И какая разница, что, насколько поняла Сара, Лайла вообще никогда не выходила из своих комнат.
– Знаешь, Дани, чего бы мне хотелось? Хорошего вкусного ланча. В каком-нибудь особенном месте. Чтобы скатерти на столах, фарфор, цветы в вазе.
Сара уже привыкла к такому.
– Да, выглядит заманчиво.
Лайла медленно выдохнула, погружаясь в ванну и в воспоминания.
– Даже сказать тебе не могу, как давно я последний раз выбиралась на ланч, хороший, вкусный.
Миновала пара минут. Сара продолжала втирать масло в кожу на голове Лайлы.
– Думаю, Ева тоже хотела бы выйти на улицу.
Само это имя звучало для Сары чудовищной ложью, но иногда такого не избежать.
– Полагаю, да, – уклончиво ответила Лайла.

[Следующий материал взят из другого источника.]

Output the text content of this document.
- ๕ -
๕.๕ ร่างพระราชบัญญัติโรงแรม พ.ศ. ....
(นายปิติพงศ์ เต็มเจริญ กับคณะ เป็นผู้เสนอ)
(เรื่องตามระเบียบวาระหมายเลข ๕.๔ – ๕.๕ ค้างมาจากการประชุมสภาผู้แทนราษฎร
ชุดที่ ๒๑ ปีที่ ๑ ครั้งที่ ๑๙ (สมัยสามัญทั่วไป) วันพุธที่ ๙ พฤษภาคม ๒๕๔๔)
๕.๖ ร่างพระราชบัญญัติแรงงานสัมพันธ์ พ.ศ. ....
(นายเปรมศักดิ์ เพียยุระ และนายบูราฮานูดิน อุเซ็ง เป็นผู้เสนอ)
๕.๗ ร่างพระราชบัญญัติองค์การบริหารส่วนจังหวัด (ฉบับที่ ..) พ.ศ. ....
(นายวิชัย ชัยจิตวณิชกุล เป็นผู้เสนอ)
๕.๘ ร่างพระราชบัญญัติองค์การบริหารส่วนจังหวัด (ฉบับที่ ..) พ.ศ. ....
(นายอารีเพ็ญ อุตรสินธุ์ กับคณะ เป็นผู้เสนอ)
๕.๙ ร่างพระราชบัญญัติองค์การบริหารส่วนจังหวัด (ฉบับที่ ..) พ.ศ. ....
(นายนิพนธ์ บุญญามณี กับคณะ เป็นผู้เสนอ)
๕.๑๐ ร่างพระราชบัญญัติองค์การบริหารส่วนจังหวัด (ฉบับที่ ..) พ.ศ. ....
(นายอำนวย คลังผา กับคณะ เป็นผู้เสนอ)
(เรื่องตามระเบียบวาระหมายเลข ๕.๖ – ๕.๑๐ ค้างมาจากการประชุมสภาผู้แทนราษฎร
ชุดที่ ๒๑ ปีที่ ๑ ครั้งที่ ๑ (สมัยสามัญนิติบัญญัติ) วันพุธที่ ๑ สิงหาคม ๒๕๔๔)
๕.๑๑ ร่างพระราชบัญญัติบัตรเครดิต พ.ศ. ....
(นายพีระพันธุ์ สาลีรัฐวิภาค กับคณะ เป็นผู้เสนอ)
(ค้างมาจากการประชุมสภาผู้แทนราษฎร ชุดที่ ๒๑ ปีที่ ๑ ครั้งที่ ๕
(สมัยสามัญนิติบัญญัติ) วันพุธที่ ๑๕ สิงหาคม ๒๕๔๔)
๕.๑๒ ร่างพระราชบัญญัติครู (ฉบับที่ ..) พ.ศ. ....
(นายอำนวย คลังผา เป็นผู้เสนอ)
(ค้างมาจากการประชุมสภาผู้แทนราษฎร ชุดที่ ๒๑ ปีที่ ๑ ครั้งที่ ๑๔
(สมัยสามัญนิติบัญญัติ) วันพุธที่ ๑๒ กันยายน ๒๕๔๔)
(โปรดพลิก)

– Мне вот интересно, нет тут других детей, с кем ей поиграть?
– Других детей?
– Да, ее возраста. Я подумала, что ей было бы хорошо, если бы у нее были друзья.
Лайла недовольно нахмурилась.
«Интересно, не зашла ли я слишком далеко», – подумала Сара.
– Ну, – начала Лайла таким тоном, будто уступала, – есть соседская девочка, маленькая, не помню, как ее зовут. С темными волосами. Но я ее едва видела. Большинство семей вокруг только ради себя живут. Кучка эгоистов, если хочешь знать мое мнение. Но ты же ей хороший друг, Дани, не так ли? – спросила Лайла после паузы.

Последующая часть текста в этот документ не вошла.